Tidak Dihitung Penyusuan Kecuali yang Mengenyangkan Perut

Diriwayatkan dari Aisyah r.a, bahwa Rasulullah saw. menemuinya sementara di sisinya ada seorang laki-laki. Sepertinya rona wajah Rasulullah saw. berubah dan kelihatannya beliau membencinya. Aisyah berkata, “Sesungguhnya ia adalah saudaraku.” Maka Rasulullah saw. bersabda, “Coba periksa saudara-saudara kalian sepersusuan, sesungguhnya yang terhitung penyusuan itu adalah penyusuan yang menghilangkan rasa lapar,” (HR Bukhari [5102] dan Muslim [1455]).

Masih dari Aisyah r.a, ia berkata, Rasulullah saw. bersabda, “Tidaklah menyebabkan hubungan mahram karena menyusu sekali atau dua kali isapan saja,” (HR Muslim [1450]).

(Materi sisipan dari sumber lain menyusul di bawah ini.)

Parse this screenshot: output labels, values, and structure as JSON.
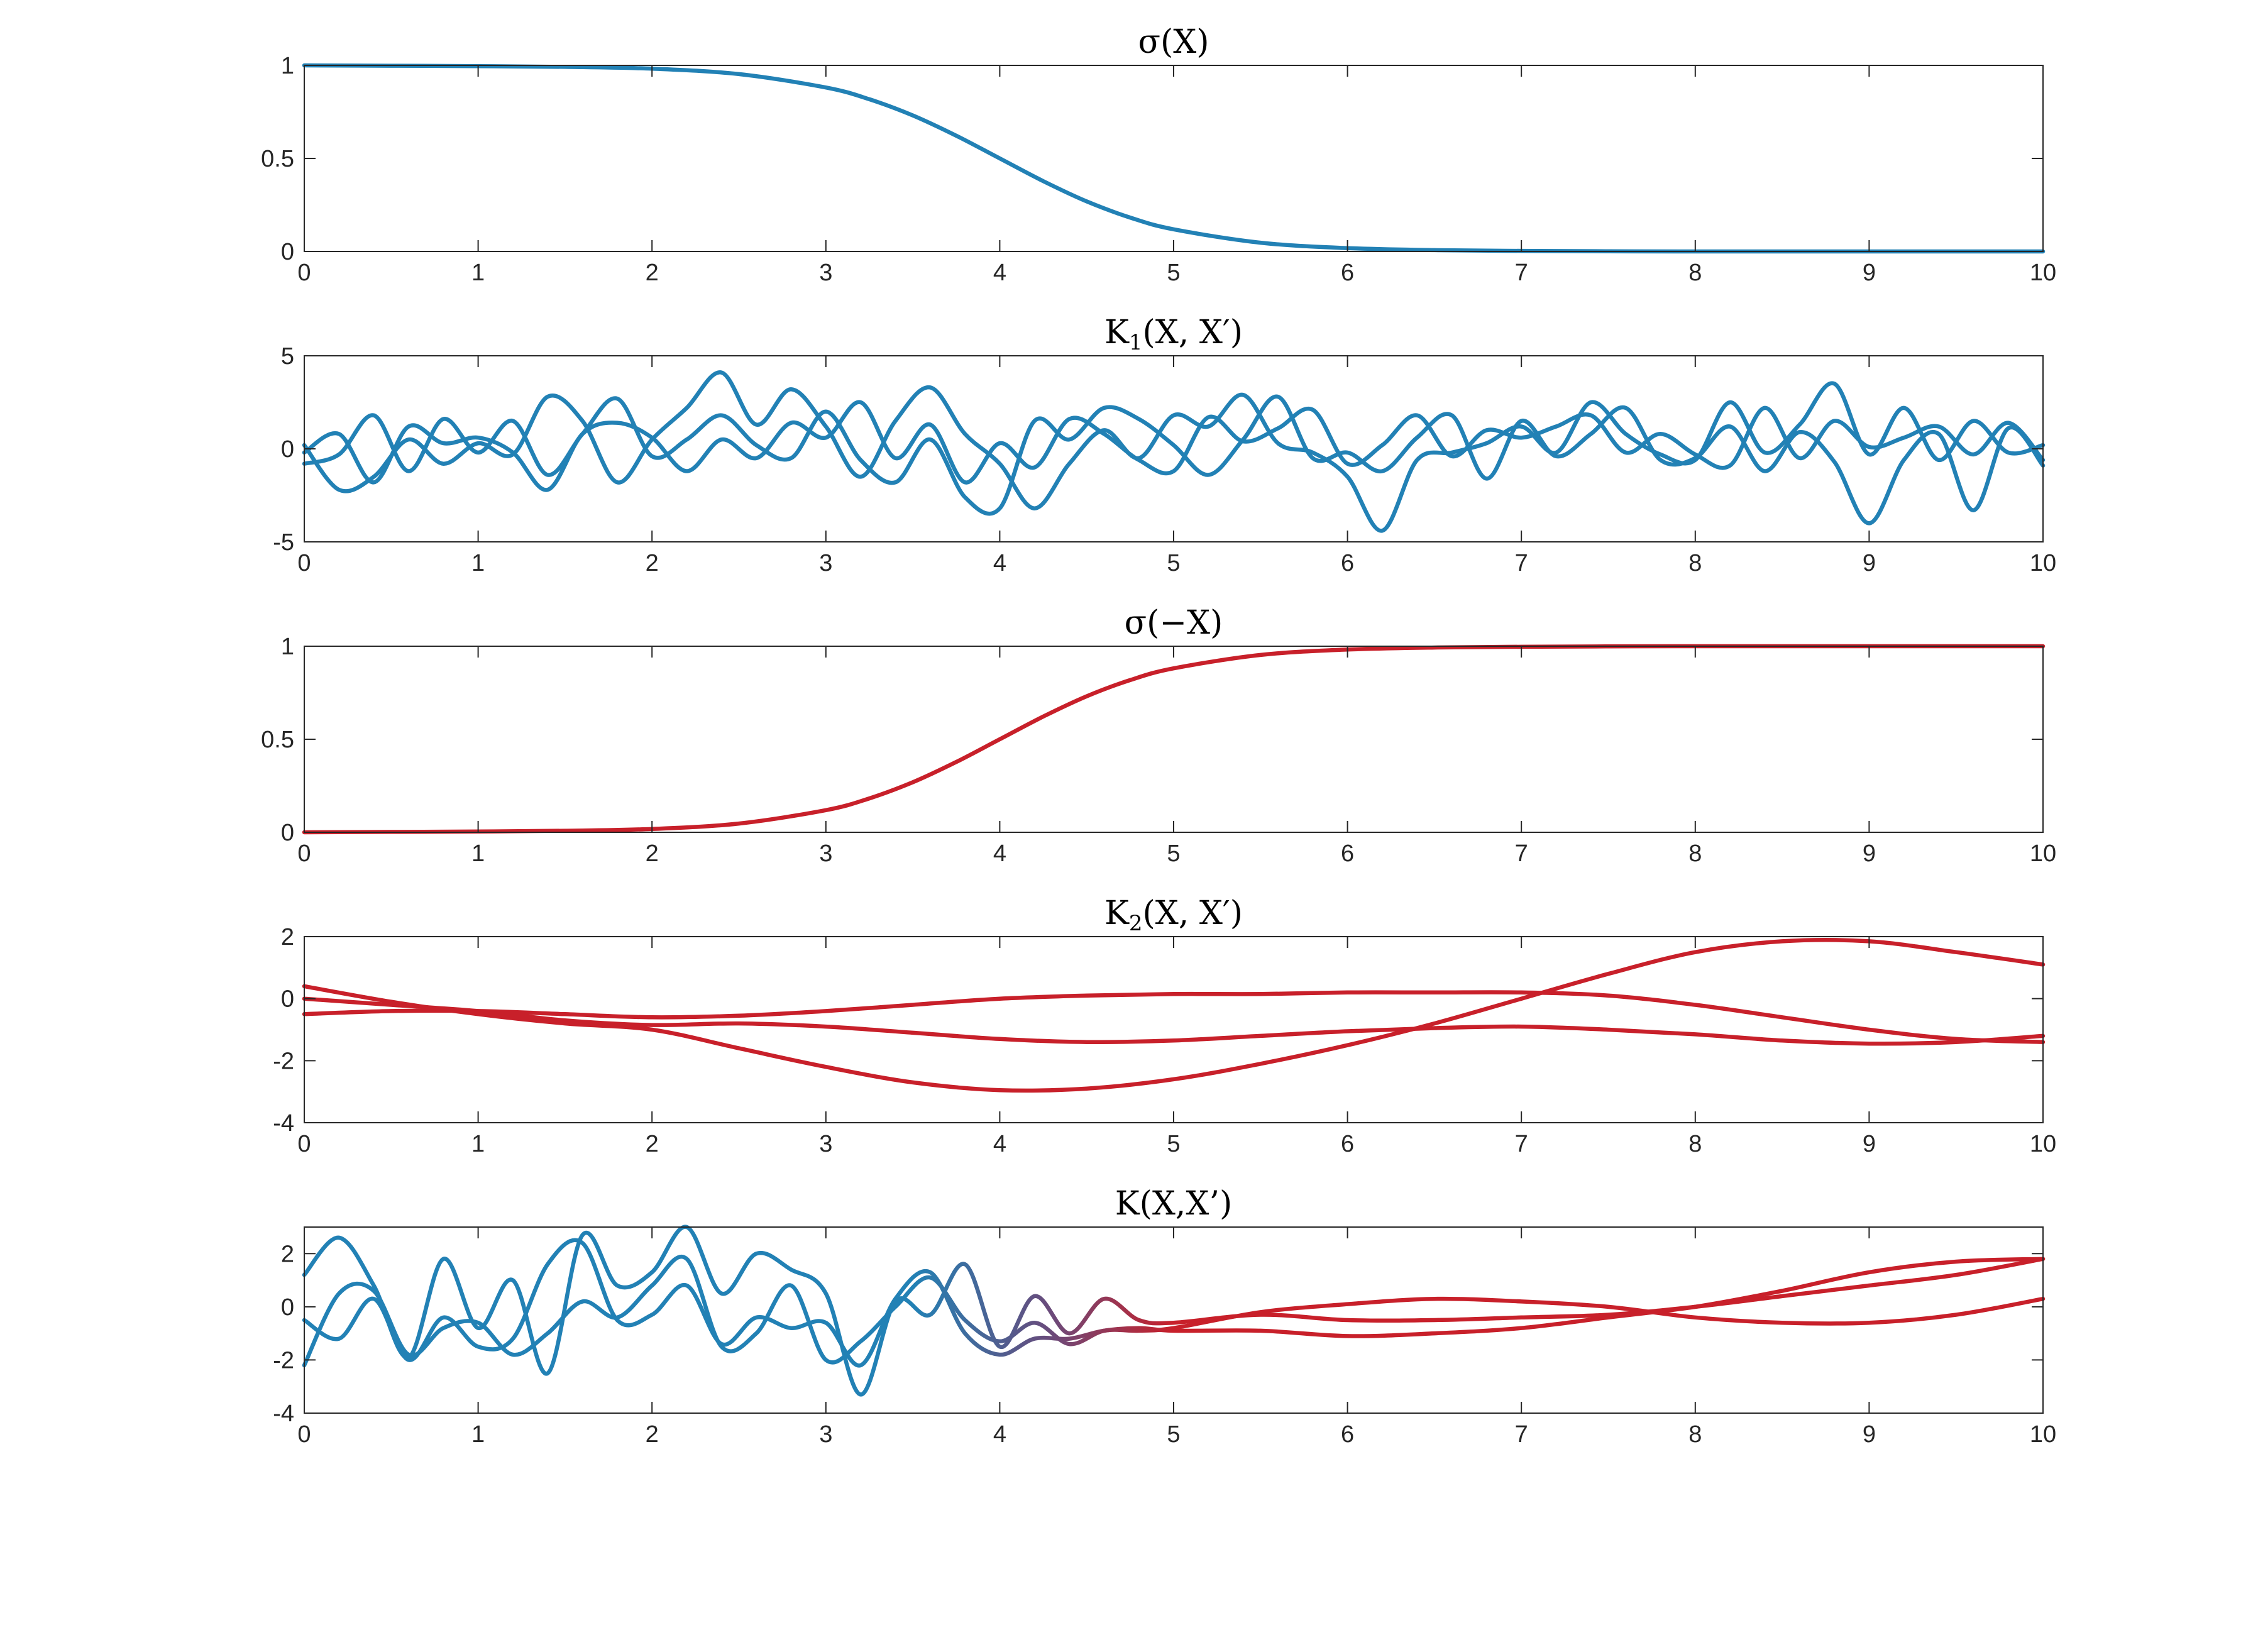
{
  "colors": {
    "blue": "#2281b5",
    "red": "#c8202a"
  },
  "chart_data": [
    {
      "type": "line",
      "title": "σ(X)",
      "xlim": [
        0,
        10
      ],
      "ylim": [
        0,
        1
      ],
      "xticks": [
        "0",
        "1",
        "2",
        "3",
        "4",
        "5",
        "6",
        "7",
        "8",
        "9",
        "10"
      ],
      "yticks": [
        "0",
        "0.5",
        "1"
      ],
      "grid": false,
      "x": [
        0,
        0.5,
        1,
        1.5,
        2,
        2.5,
        3,
        3.25,
        3.5,
        3.75,
        4,
        4.25,
        4.5,
        4.75,
        5,
        5.5,
        6,
        6.5,
        7,
        7.5,
        8,
        9,
        10
      ],
      "series": [
        {
          "color": "#2281b5",
          "values": [
            1,
            0.998,
            0.996,
            0.992,
            0.982,
            0.953,
            0.881,
            0.818,
            0.731,
            0.622,
            0.5,
            0.378,
            0.269,
            0.182,
            0.119,
            0.047,
            0.018,
            0.007,
            0.003,
            0.001,
            0,
            0,
            0
          ]
        }
      ]
    },
    {
      "type": "line",
      "title": "K1(X, X′)",
      "title_parts": {
        "main": "K",
        "sub": "1",
        "rest": "(X, X′)"
      },
      "xlim": [
        0,
        10
      ],
      "ylim": [
        -5,
        5
      ],
      "xticks": [
        "0",
        "1",
        "2",
        "3",
        "4",
        "5",
        "6",
        "7",
        "8",
        "9",
        "10"
      ],
      "yticks": [
        "-5",
        "0",
        "5"
      ],
      "grid": false,
      "x": [
        0,
        0.2,
        0.4,
        0.6,
        0.8,
        1,
        1.2,
        1.4,
        1.6,
        1.8,
        2,
        2.2,
        2.4,
        2.6,
        2.8,
        3,
        3.2,
        3.4,
        3.6,
        3.8,
        4,
        4.2,
        4.4,
        4.6,
        4.8,
        5,
        5.2,
        5.4,
        5.6,
        5.8,
        6,
        6.2,
        6.4,
        6.6,
        6.8,
        7,
        7.2,
        7.4,
        7.6,
        7.8,
        8,
        8.2,
        8.4,
        8.6,
        8.8,
        9,
        9.2,
        9.4,
        9.6,
        9.8,
        10
      ],
      "series": [
        {
          "color": "#2281b5",
          "values": [
            0.2,
            -2.2,
            -1.5,
            0.5,
            -0.8,
            0.3,
            -0.3,
            2.8,
            1.5,
            -1.8,
            0.5,
            2.2,
            4.1,
            1.3,
            3.2,
            1.2,
            -1.5,
            1.5,
            3.3,
            0.8,
            -0.8,
            -3.2,
            -0.8,
            1,
            -0.5,
            1.8,
            1.2,
            2.9,
            0.3,
            -0.2,
            -1.5,
            -4.4,
            -0.6,
            -0.2,
            0.3,
            1.2,
            -0.2,
            2.5,
            0.8,
            -0.3,
            -0.6,
            2.5,
            -0.2,
            1.3,
            3.5,
            -0.3,
            2.2,
            -0.6,
            1.5,
            -0.2,
            0.2
          ]
        },
        {
          "color": "#2281b5",
          "values": [
            -0.2,
            0.8,
            -1.8,
            1.2,
            0.3,
            0.6,
            -0.2,
            -2.2,
            0.8,
            1.4,
            0.6,
            -1.2,
            0.5,
            -0.5,
            1.4,
            0.6,
            2.5,
            -0.5,
            1.3,
            -1.8,
            0.3,
            -1,
            1.6,
            0.8,
            -0.6,
            -1.2,
            1.7,
            0.4,
            1.1,
            2.1,
            -0.8,
            0.2,
            1.8,
            -0.4,
            1,
            0.6,
            1.2,
            1.8,
            -0.2,
            0.8,
            -0.3,
            -0.9,
            2.2,
            -0.5,
            1.5,
            0.1,
            0.6,
            1.2,
            -0.3,
            1.4,
            -0.6
          ]
        },
        {
          "color": "#2281b5",
          "values": [
            -0.8,
            -0.3,
            1.8,
            -1.2,
            1.6,
            -0.2,
            1.5,
            -1.4,
            0.8,
            2.7,
            -0.4,
            0.5,
            1.8,
            0.2,
            -0.5,
            2,
            -0.6,
            -1.8,
            0.5,
            -2.6,
            -3.2,
            1.5,
            0.5,
            2.2,
            1.6,
            0.2,
            -1.4,
            0.5,
            2.8,
            -0.5,
            -0.2,
            -1.2,
            0.6,
            1.8,
            -1.6,
            1.5,
            -0.4,
            0.8,
            2.2,
            -0.6,
            -0.5,
            1.2,
            -1.2,
            0.9,
            -0.7,
            -4,
            -0.6,
            0.8,
            -3.3,
            1.1,
            -0.9
          ]
        }
      ]
    },
    {
      "type": "line",
      "title": "σ(−X)",
      "xlim": [
        0,
        10
      ],
      "ylim": [
        0,
        1
      ],
      "xticks": [
        "0",
        "1",
        "2",
        "3",
        "4",
        "5",
        "6",
        "7",
        "8",
        "9",
        "10"
      ],
      "yticks": [
        "0",
        "0.5",
        "1"
      ],
      "grid": false,
      "x": [
        0,
        0.5,
        1,
        1.5,
        2,
        2.5,
        3,
        3.25,
        3.5,
        3.75,
        4,
        4.25,
        4.5,
        4.75,
        5,
        5.5,
        6,
        6.5,
        7,
        7.5,
        8,
        9,
        10
      ],
      "series": [
        {
          "color": "#c8202a",
          "values": [
            0,
            0.002,
            0.004,
            0.008,
            0.018,
            0.047,
            0.119,
            0.182,
            0.269,
            0.378,
            0.5,
            0.622,
            0.731,
            0.818,
            0.881,
            0.953,
            0.982,
            0.993,
            0.997,
            0.999,
            1,
            1,
            1
          ]
        }
      ]
    },
    {
      "type": "line",
      "title": "K2(X, X′)",
      "title_parts": {
        "main": "K",
        "sub": "2",
        "rest": "(X, X′)"
      },
      "xlim": [
        0,
        10
      ],
      "ylim": [
        -4,
        2
      ],
      "xticks": [
        "0",
        "1",
        "2",
        "3",
        "4",
        "5",
        "6",
        "7",
        "8",
        "9",
        "10"
      ],
      "yticks": [
        "-4",
        "-2",
        "0",
        "2"
      ],
      "grid": false,
      "x": [
        0,
        0.5,
        1,
        1.5,
        2,
        2.5,
        3,
        3.5,
        4,
        4.5,
        5,
        5.5,
        6,
        6.5,
        7,
        7.5,
        8,
        8.5,
        9,
        9.5,
        10
      ],
      "series": [
        {
          "color": "#c8202a",
          "values": [
            -0.5,
            -0.4,
            -0.4,
            -0.5,
            -0.6,
            -0.55,
            -0.4,
            -0.2,
            0,
            0.1,
            0.15,
            0.15,
            0.2,
            0.2,
            0.2,
            0.1,
            -0.2,
            -0.6,
            -1,
            -1.3,
            -1.4
          ]
        },
        {
          "color": "#c8202a",
          "values": [
            0.4,
            -0.1,
            -0.5,
            -0.8,
            -1.0,
            -1.6,
            -2.2,
            -2.7,
            -2.95,
            -2.9,
            -2.6,
            -2.1,
            -1.5,
            -0.8,
            0,
            0.8,
            1.5,
            1.85,
            1.85,
            1.5,
            1.1
          ]
        },
        {
          "color": "#c8202a",
          "values": [
            0,
            -0.2,
            -0.4,
            -0.7,
            -0.85,
            -0.8,
            -0.9,
            -1.1,
            -1.3,
            -1.4,
            -1.35,
            -1.2,
            -1.05,
            -0.95,
            -0.9,
            -1.0,
            -1.15,
            -1.35,
            -1.45,
            -1.4,
            -1.2
          ]
        }
      ]
    },
    {
      "type": "line",
      "title": "K(X,X’)",
      "xlim": [
        0,
        10
      ],
      "ylim": [
        -4,
        3
      ],
      "xticks": [
        "0",
        "1",
        "2",
        "3",
        "4",
        "5",
        "6",
        "7",
        "8",
        "9",
        "10"
      ],
      "yticks": [
        "-4",
        "-2",
        "0",
        "2"
      ],
      "grid": false,
      "color_gradient": "blue (x small) to red (x large), transition near x = 3.5–4.5",
      "x": [
        0,
        0.2,
        0.4,
        0.6,
        0.8,
        1,
        1.2,
        1.4,
        1.6,
        1.8,
        2,
        2.2,
        2.4,
        2.6,
        2.8,
        3,
        3.2,
        3.4,
        3.6,
        3.8,
        4,
        4.2,
        4.4,
        4.6,
        4.8,
        5,
        5.5,
        6,
        6.5,
        7,
        7.5,
        8,
        8.5,
        9,
        9.5,
        10
      ],
      "series": [
        {
          "values": [
            1.2,
            2.6,
            0.8,
            -1.9,
            1.8,
            -0.8,
            1,
            -2.5,
            2.7,
            0.8,
            1.3,
            3,
            0.5,
            2,
            1.4,
            0.5,
            -3.3,
            0.2,
            -0.3,
            1.6,
            -1.5,
            0.4,
            -1,
            0.3,
            -0.5,
            -0.6,
            -0.3,
            -0.5,
            -0.5,
            -0.4,
            -0.3,
            0,
            0.4,
            0.8,
            1.2,
            1.8
          ]
        },
        {
          "values": [
            -0.5,
            -1.2,
            0.3,
            -2,
            -0.4,
            -1.5,
            -1.2,
            1.6,
            2.4,
            -0.5,
            -0.3,
            0.8,
            -1.4,
            -0.4,
            -0.8,
            -0.6,
            -2.2,
            0.3,
            1.3,
            -1.0,
            -1.8,
            -1.2,
            -1.2,
            -0.9,
            -0.8,
            -0.9,
            -0.9,
            -1.1,
            -1.0,
            -0.8,
            -0.4,
            0,
            0.6,
            1.3,
            1.7,
            1.8
          ]
        },
        {
          "values": [
            -2.2,
            0.5,
            0.6,
            -1.8,
            -0.8,
            -0.6,
            -1.8,
            -1.0,
            0.2,
            -0.4,
            0.8,
            1.8,
            -1.5,
            -1.0,
            0.8,
            -2.0,
            -1.3,
            0,
            1.1,
            -0.5,
            -1.3,
            -0.6,
            -1.4,
            -0.9,
            -0.9,
            -0.8,
            -0.2,
            0.1,
            0.3,
            0.2,
            0,
            -0.4,
            -0.6,
            -0.6,
            -0.3,
            0.3
          ]
        }
      ]
    }
  ]
}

Diriwayatkan dari Ummu Fadhl r.a, ia berkata, “Seorang Arab badui datang menemui Rasulullah saw. saat itu beliau berada dalam rumahku. Arab badui itu bertanya, ‘Wahai Rasulullah! Sesungguhnya aku mempunyai seorang isteri lalu aku menikah lagi dengan wanita lain. Isteriku yang pertama mengklaim bahwa ia telah menyusukan isteriku yang baru sekali atau dua kali isapan.’ Maka Rasulullah saw. bersabda, “Tidaklah menyebabkan hubungan mahram karena menyusu sekali atau dua kali isapan “ (HR Muslim [1451]).

Kandungan Bab:

  1. Penyusuan yang menyebabkan hubungan mahram dan membolehkan berkhalwat dengannya adalah:
    1. Yang disusui adalah anak kecil, yang mana air susu itulah yang mengganjal perutnya, menumbuhkan tulang dan dagingnya. 
    2. Penyusuan dilakukan dengan lima kali isapan yang dimaklumi. Tidaklah menyebabkan hubungan mahram hanya karena dua atau tiga kali isapan. Karena berdasarkan hadits yang shahih, yaitu hadits Aisyah disebutkan lima kali isapan. 
  2. Para ulama berselisih pendapat tentang penyusuan setelah dua tahun. Menurut pendapat tentang penyusuan setelah dua tahun. Menurut pendapat yang benar adalah tidak menyebabkan mahram, bahkan hal itu terlarang karena penyusuan telah sempurna berdasarkan firman Allah SWT, “Para ibu hendaklah menyusukan anak-anaknya selama dua tahun penuh, yaitu bagi yang ingin menyempurnakan penyusuan,” (Al-Baqarah: 233).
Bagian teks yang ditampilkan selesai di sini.